竹駒神社
842年、百人一首に歌が採られたことでも知られる参議・小野篁(たかむら)が陸奥国司として赴任した際、伏見稲荷よりの分霊を小箱に入れて下向した。名取郡に入り橋にさしかかった時、狐が8回鳴くのが聞こえ、怪しんで箱を開けたところ、神霊が白狐となって走り出し武隈の林で消えたという。白狐が消えた一画を神域とし、神社を創建したと伝わる。祭神は稲荷大伸で、倉稲魂神(うかのみたまのかみ)、保食神(うけもちのかみ)、椎産霊神(わくむすびのかみ)を祭る。人々の衣食住を守護する神として崇敬されてきた。朱色の大鳥居をくぐると、桜門(髄身門)が見えてくる。1812年に建立された江戸後期の秀作だ。
門の左右にある髄身像は衣冠束帯に剣と弓を持った武官像である。次に現れるのは、重厚な曲線の屋根を持つ向唐門。1832年に建立された。総けやき造りで各所に精緻な彫刻が施されている。そして、拝殿、幣殿、三間社流造りの本殿は1796年の建立だが1990年に火災で焼失、3年後に再建された。竹駒神社には小さな境内が7社もある。大國主神を祭る出雲神社、迦具土神を祭る愛宕神社、菅原道真公を祭神とする北野神社など、そして拝殿地下を通って行く奥宮。様々な神様が集まり、多くの人々を守護しているのだ。

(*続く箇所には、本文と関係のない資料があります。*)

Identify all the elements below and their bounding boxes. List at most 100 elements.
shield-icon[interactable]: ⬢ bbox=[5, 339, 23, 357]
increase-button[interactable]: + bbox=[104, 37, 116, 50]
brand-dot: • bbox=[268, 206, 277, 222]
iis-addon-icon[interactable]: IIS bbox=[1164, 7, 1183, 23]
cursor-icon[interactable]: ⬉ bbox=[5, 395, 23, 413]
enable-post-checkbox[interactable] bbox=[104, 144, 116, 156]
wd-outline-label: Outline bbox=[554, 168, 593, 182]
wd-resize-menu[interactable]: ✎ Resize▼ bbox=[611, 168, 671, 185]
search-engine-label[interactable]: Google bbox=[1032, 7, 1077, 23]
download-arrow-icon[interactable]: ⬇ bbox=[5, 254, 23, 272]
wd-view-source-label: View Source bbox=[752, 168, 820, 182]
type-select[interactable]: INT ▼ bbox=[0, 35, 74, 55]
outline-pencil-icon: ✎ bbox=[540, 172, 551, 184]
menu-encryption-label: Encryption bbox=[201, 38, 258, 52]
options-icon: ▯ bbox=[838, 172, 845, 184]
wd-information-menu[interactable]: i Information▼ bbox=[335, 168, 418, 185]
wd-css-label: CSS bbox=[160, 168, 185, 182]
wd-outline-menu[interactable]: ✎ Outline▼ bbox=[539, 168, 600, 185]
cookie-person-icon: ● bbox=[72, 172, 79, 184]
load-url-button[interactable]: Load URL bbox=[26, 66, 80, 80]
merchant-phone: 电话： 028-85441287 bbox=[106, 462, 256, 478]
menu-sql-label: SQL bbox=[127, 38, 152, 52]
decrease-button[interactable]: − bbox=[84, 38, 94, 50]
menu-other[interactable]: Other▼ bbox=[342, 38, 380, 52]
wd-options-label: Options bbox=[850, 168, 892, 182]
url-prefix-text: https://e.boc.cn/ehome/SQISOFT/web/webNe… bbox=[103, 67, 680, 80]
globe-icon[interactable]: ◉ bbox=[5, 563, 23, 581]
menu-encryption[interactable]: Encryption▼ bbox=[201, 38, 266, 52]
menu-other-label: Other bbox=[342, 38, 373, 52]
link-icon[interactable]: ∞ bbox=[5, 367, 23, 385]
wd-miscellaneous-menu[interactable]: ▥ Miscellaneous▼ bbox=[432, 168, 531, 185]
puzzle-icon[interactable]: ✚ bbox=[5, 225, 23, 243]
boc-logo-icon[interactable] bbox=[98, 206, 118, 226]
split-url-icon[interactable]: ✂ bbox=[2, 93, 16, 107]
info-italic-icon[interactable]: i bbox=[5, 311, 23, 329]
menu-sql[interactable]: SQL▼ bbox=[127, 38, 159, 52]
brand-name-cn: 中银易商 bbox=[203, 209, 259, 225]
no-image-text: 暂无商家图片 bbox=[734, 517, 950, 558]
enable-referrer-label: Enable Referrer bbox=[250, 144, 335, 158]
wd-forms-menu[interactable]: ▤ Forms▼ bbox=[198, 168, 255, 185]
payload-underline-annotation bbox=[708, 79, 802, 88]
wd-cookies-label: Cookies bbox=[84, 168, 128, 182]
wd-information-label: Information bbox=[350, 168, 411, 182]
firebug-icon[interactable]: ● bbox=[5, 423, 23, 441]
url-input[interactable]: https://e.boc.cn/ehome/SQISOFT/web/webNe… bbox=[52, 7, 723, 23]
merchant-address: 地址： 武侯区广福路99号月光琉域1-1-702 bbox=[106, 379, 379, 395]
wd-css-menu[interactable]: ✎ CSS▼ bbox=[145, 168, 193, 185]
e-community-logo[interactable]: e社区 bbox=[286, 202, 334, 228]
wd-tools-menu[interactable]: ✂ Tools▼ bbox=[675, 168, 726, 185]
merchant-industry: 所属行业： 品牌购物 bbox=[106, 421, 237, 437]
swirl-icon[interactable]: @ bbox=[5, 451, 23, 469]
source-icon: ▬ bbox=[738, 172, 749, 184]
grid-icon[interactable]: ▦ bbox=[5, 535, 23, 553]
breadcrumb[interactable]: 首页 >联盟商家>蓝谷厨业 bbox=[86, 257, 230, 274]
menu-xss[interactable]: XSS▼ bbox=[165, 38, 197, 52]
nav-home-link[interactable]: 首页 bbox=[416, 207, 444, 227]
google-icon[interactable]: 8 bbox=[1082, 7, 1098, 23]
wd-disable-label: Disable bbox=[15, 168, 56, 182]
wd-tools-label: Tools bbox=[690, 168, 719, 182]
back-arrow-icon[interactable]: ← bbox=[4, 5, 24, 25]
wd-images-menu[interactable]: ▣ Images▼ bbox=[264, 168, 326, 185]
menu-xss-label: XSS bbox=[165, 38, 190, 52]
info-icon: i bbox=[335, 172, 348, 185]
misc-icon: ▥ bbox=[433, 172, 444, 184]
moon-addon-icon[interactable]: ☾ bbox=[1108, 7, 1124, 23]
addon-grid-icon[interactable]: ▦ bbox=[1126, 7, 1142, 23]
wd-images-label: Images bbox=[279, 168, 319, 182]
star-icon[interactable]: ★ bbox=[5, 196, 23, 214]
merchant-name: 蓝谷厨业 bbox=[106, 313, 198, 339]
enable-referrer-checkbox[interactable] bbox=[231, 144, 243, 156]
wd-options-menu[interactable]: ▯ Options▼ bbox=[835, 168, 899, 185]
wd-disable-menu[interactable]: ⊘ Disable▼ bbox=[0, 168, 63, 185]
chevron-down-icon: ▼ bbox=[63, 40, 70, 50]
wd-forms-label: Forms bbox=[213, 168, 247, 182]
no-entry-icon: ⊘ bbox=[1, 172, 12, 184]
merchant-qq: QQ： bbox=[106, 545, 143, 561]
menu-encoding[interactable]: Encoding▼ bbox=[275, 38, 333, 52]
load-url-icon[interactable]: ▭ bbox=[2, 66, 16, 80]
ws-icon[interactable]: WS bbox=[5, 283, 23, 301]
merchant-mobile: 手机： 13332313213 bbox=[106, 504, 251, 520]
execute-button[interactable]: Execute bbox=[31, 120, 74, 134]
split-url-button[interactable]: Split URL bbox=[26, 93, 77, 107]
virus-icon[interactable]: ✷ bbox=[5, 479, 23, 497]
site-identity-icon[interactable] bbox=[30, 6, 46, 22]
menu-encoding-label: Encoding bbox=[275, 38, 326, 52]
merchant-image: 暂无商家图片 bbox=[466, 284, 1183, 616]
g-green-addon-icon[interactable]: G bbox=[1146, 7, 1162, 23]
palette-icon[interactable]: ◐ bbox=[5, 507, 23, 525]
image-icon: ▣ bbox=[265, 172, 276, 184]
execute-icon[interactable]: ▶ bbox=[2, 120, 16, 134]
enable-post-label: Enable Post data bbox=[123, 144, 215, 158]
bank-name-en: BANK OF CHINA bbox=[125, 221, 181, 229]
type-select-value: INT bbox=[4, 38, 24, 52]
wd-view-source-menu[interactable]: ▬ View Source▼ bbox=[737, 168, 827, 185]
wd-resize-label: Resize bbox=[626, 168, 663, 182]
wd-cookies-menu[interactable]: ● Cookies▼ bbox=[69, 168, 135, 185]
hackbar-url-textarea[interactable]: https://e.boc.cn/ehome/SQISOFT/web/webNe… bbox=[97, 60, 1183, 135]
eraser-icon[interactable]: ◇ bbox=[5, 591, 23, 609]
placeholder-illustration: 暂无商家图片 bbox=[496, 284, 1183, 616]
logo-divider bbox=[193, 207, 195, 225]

もう一つ見逃せないのが、馬事博物館。竹駒神社では、古くから、境内で初午大祭に引き続き100日間馬市が開かれていた。藩政時代には50日になったが、賑わいは変わらず、明治時代には軍馬購買地に指定され、明治天皇の天覧にも浴した。博物館は1939年に開館、躯体が洋風で屋根が和風という珍しい様式の建物だ。伊達政宗公騎馬像をはじめ、明治天皇使用の乗馬手袋、嫁入り鞍など馬にまつわる資料が展示されている。開館は、正月三が日と初午大祭期間の土日のみ。機会があれば、訪れてみたい。